DNS rebinding is a different type of attack than DNS spoofing. DNS spoofing typically involves binding the hostname of the victim to the IP of the attacker. This is done by fully controlling DNS on the local network or via DNS cache poisoning.

DNS rebinding is almost the reverse - the attacker's domain name is bound to the victim's IP. This is used for an attack like so:

1) User loads a page from the attacker's domain.
2) Attacker serves his own DNS record with a very short TTL.
3) Attacker changes his DNS record to point to victim IP.
4) Script in the attackers page loads fresh resources on a short timeout - they are now coming from the victim's IP, but because they are labeled with the attacker's domain name, they are accessible due to the same-origin policy.

This won't allow access to resources protected by cookies, but it *does* allow attackers to read arbitrary resources from firewall-protected internets, where being inside the firewall is the only access restriction.

What the section you cited says actually increases the risk of DNS rebinding attacks. It says that "If HTTP clients cache the results of host name lookups in order to achieve a performance improvement, they must observe the TTL information reported by DNS". Clients that follow this advice will be at greater risk than if they give cached DNS lookup results a floor on time-to-live, or keep a DNS resolution result "pinned" so long as any resource from that domain is active.

DNS rebinding can also be defended against with complete effectiveness if servers always check the Host header. A server attacked via DNS rebinding will get an unexpected value in the Host header - the attackers hostname instead of any of its own. 

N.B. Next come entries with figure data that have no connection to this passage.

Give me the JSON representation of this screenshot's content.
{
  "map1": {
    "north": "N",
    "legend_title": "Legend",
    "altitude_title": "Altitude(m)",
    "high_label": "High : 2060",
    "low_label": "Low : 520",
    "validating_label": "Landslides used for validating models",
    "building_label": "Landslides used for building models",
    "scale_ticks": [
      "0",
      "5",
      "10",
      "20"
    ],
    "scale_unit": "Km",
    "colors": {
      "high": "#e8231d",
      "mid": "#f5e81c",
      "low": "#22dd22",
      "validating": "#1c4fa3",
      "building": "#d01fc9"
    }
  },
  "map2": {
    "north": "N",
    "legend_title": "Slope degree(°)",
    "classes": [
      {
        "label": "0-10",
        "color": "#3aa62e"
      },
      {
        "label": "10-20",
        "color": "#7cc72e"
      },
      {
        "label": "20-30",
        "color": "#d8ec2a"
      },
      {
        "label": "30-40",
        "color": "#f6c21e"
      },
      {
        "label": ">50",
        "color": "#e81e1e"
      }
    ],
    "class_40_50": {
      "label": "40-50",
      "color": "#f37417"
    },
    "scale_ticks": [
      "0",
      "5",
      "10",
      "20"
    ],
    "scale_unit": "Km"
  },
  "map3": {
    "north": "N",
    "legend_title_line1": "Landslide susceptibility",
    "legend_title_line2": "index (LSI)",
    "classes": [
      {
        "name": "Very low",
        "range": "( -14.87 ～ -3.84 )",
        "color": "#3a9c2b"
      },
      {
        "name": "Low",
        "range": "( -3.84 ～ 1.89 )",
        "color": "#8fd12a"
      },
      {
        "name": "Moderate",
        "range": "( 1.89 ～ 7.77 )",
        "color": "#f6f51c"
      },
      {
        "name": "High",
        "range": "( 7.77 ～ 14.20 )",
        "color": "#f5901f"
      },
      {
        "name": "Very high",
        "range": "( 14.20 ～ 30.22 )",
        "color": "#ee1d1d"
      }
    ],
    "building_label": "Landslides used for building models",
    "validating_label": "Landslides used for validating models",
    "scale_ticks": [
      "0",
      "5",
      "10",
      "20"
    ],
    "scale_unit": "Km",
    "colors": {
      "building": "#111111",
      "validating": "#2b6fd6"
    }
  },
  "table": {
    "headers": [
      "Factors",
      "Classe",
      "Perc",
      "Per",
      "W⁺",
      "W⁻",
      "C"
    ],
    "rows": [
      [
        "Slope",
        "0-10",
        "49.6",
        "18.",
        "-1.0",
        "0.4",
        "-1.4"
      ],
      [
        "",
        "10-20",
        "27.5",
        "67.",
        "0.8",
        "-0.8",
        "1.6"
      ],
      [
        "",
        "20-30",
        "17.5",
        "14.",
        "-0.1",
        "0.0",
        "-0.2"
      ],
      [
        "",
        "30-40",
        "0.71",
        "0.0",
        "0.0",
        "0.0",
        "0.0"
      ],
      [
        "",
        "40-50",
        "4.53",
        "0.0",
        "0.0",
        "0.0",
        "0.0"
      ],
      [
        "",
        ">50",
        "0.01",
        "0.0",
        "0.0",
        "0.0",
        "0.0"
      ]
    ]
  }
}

HTTPbis should address this threat in the security considerations section, and should strongly consider making it a MUST-level requirement for servers to check that the Host header is a host they serve. If HTTP had that requirement and all servers followed it, then the risk of DNS rebinding attacks would be eliminated. Meanwhile clients can only do partially effective or inordinately complex mitigations to protect against this attack, and client-side protections can risk breaking completely valid DNS round-robin load balancing setups.